Child’s Right to Affection of Both Parents

  • 11 Oct 2019
  • 4 min read

The Supreme Court recently in a case has ruled that ‘a child has the right to affection of both his parents’.

  • The order is based on a plea by a man for custody of his child, who is with the wife.
  • The court declined to interfere with the family court’s order granting custody of the child to the mother.
  • However, it gave the man liberty to approach the family court for enhancement of his visitation rights.

SC’s Observations

  • The interest of the child should be kept foremost in custody battles between separated parents.
  • Family courts should grant visitation rights in such a manner that a child is not deprived of the love and care of either parent.

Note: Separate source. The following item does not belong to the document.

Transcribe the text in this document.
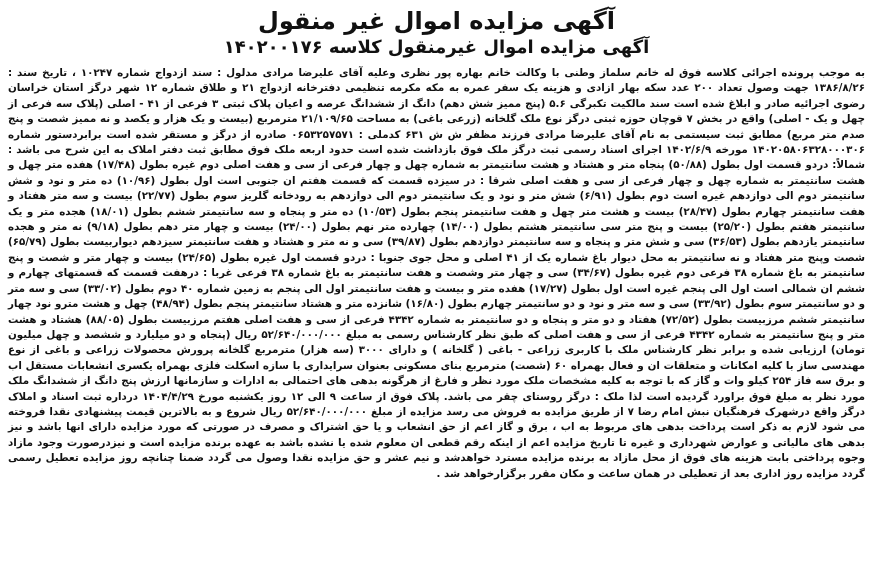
آگهی مزایده اموال غیر منقول
آگهی مزایده اموال غیرمنقول کلاسه ۱۴۰۲۰۰۱۷۶

به موجب پرونده اجرائی کلاسه فوق له خانم سلماز وطنی با وکالت خانم بهاره پور نظری وعلیه آقای علیرضا مرادی مدلول : سند ازدواج شماره ۱۰۲۴۷ ، تاریخ سند : ۱۳۸۶/۸/۲۶ جهت وصول تعداد ۲۰۰ عدد سکه بهار ازادی و هزینه یک سفر عمره به مکه مکرمه تنظیمی دفترخانه ازدواج ۲۱ و طلاق شماره ۱۲ شهر درگز استان خراسان رضوی اجرائیه صادر و ابلاغ شده است سند مالکیت تکبرگی ۵.۶ (پنج ممیز شش دهم) دانگ از ششدانگ عرصه و اعیان پلاک ثبتی ۳ فرعی از ۴۱ - اصلی (پلاک سه فرعی از چهل و یک - اصلی) واقع در بخش ۷ قوچان حوزه ثبتی درگز نوع ملک گلخانه (زرعی باغی) به مساحت ۲۱/۱۰۹/۶۵ مترمربع (بیست و یک هزار و یکصد و نه ممیز شصت و پنج صدم متر مربع) مطابق ثبت سیستمی به نام آقای علیرضا مرادی فرزند مظفر ش ش ۶۳۱ کدملی : ۰۶۵۳۲۵۷۵۷۱ صادره از درگز و مستقر شده است برابردستور شماره ۱۴۰۲۰۵۸۰۶۳۲۸۰۰۰۳۰۶ مورخه ۱۴۰۲/۶/۹ اجرای اسناد رسمی ثبت درگز ملک فوق بازداشت شده است حدود اربعه ملک فوق مطابق ثبت دفتر املاک به این شرح می باشد : شمالاً: دردو قسمت اول بطول (۵۰/۸۸) پنجاه متر و هشتاد و هشت سانتیمتر به شماره چهل و چهار فرعی از سی و هفت اصلی دوم غیره بطول (۱۷/۴۸) هفده متر چهل و هشت سانتیمتر به شماره چهل و چهار فرعی از سی و هفت اصلی شرقا : در سیزده قسمت که قسمت هفتم ان جنوبی است اول بطول (۱۰/۹۶) ده متر و نود و شش سانتیمتر دوم الی دوازدهم غیره است دوم بطول (۶/۹۱) شش متر و نود و یک سانتیمتر دوم الی دوازدهم به رودخانه گلریز سوم بطول (۲۲/۷۷) بیست و سه متر هفتاد و هفت سانتیمتر چهارم بطول (۲۸/۴۷) بیست و هشت متر چهل و هفت سانتیمتر پنجم بطول (۱۰/۵۳) ده متر و پنجاه و سه سانتیمتر ششم بطول (۱۸/۰۱) هجده متر و یک سانتیمتر هفتم بطول (۲۵/۲۰) بیست و پنج متر سی سانتیمتر هشتم بطول (۱۴/۰۰) چهارده متر نهم بطول (۲۴/۰۰) بیست و چهار متر دهم بطول (۹/۱۸) نه متر و هجده سانتیمتر یازدهم بطول (۳۶/۵۳) سی و شش متر و پنجاه و سه سانتیمتر دوازدهم بطول (۳۹/۸۷) سی و نه متر و هشتاد و هفت سانتیمتر سیزدهم دیواربیست بطول (۶۵/۷۹) شصت وپنج متر هفتاد و نه سانتیمتر به محل دیوار باغ شماره یک از ۴۱ اصلی و محل جوی جنوبا : دردو قسمت اول غیره بطول (۲۴/۶۵) بیست و چهار متر و شصت و پنج سانتیمتر به باغ شماره ۳۸ فرعی دوم غیره بطول (۳۴/۶۷) سی و چهار متر وشصت و هفت سانتیمتر به باغ شماره ۳۸ فرعی غربا : درهفت قسمت که قسمتهای چهارم و ششم ان شمالی است اول الی پنجم غیره است اول بطول (۱۷/۲۷) هفده متر و بیست و هفت سانتیمتر اول الی پنجم به زمین شماره ۴۰ دوم بطول (۳۳/۰۲) سی و سه متر و دو سانتیمتر سوم بطول (۳۳/۹۲) سی و سه متر و نود و دو سانتیمتر چهارم بطول (۱۶/۸۰) شانزده متر و هشتاد سانتیمتر پنجم بطول (۴۸/۹۴) چهل و هشت مترو نود چهار سانتیمتر ششم مرزبیست بطول (۷۲/۵۲) هفتاد و دو متر و پنجاه و دو سانتیمتر به شماره ۴۳۴۲ فرعی از سی و هفت اصلی هفتم مرزبیست بطول (۸۸/۰۵) هشتاد و هشت متر و پنج سانتیمتر به شماره ۴۳۴۲ فرعی از سی و هفت اصلی که طبق نظر کارشناس رسمی به مبلغ ۵۲/۶۴۰/۰۰۰/۰۰۰ ریال (پنجاه و دو میلیارد و ششصد و چهل میلیون تومان) ارزیابی شده و برابر نظر کارشناس ملک با کاربری زراعی - باغی ( گلخانه ) و دارای ۳۰۰۰ (سه هزار) مترمربع گلخانه پرورش محصولات زراعی و باغی از نوع مهندسی ساز با کلیه امکانات و متعلقات ان و فعال بهمراه ۶۰ (شصت) مترمربع بنای مسکونی بعنوان سرایداری با سازه اسکلت فلزی بهمراه یکسری انشعابات مستقل اب و برق سه فاز ۲۵۴ کیلو وات و گاز که با توجه به کلیه مشخصات ملک مورد نظر و فارغ از هرگونه بدهی های احتمالی به ادارات و سازمانها ارزش پنج دانگ از ششدانگ ملک مورد نظر به مبلغ فوق براورد گردیده است لذا ملک : درگز روستای چقر می باشد. پلاک فوق از ساعت ۹ الی ۱۲ روز یکشنبه مورخ ۱۴۰۴/۴/۲۹ درداره ثبت اسناد و املاک درگز واقع درشهرک فرهنگیان نبش امام رضا ۷ از طریق مزایده به فروش می رسد مزایده از مبلغ ۵۲/۶۴۰/۰۰۰/۰۰۰ ریال شروع و به بالاترین قیمت پیشنهادی نقدا فروخته می شود لازم به ذکر است پرداخت بدهی های مربوط به اب ، برق و گاز اعم از حق انشعاب و یا حق اشتراک و مصرف در صورتی که مورد مزایده دارای انها باشد و نیز بدهی های مالیاتی و عوارض شهرداری و غیره تا تاریخ مزایده اعم از اینکه رقم قطعی ان معلوم شده یا نشده باشد به عهده برنده مزایده است و نیزدرصورت وجود مازاد وجوه پرداختی بابت هزینه های فوق از محل مازاد به برنده مزایده مسترد خواهدشد و نیم عشر و حق مزایده نقدا وصول می گردد ضمنا چنانچه روز مزایده تعطیل رسمی گردد مزایده روز اداری بعد از تعطیلی در همان ساعت و مکان مقرر برگزارخواهد شد .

Issues related to the Custody of a Child

  • The legal provisions which currently exist as per various personal laws are in the nature of entrusting the custody of children exclusively to one of the parents in case of separation.
    • Also, there are a number of provisions in various family law statutes which discriminate on the custodial rights of separated parents solely on the basis of their gender.
  • This presumption severely affects the rights of the spouse who has been denied custody rights and the rights of the child who will be deprived of care and love of both parents.
    • It is argued that the present family laws lack a child-centric approach, which is based on the idea of shared parenting.
  • The Supreme Court has recently agreed to examine provisions in family laws which allow exclusive custody of children to just one parent after a marital separation.

Divorce and Article 142

  • Recently, the Supreme Court exercised its inherent powers under Article 142 of the Constitution to annul a marriage of an estranged couple, residing separately for over two decades, saying it was a case of irretrievable breakdown of wedlock.
  • Article 142 empowers the apex court to "pass such decree or make such order as is necessary for doing complete justice in any cause or matter pending before it".
  • The apex court in a series of verdicts has asked the Centre to amend the law to introduce irretrievable breakdown as a ground of divorce but the law remains unamended and divorce is denied even if the couple are not living together for years and their relationship bruised beyond repair. This effectively denies them an opportunity to explore life afresh as their marriage survives in law even if not in substance.
    • Even the Law Commission, in its reports in 1978 and 2009, recommended the Centre to take "immediate action" to amend the laws with regard to "irretrievable breakdown" where a "wedlock becomes a deadlock".
    • As the Centre failed to act on the suggestions, the apex court has from time to time invoked Article 142 for dissolution of a marriage where the court finds that the marriage is totally unworkable, emotionally dead, beyond salvage and has broken down irretrievably, even if the facts of the case do not provide a ground in law on which the divorce could be granted.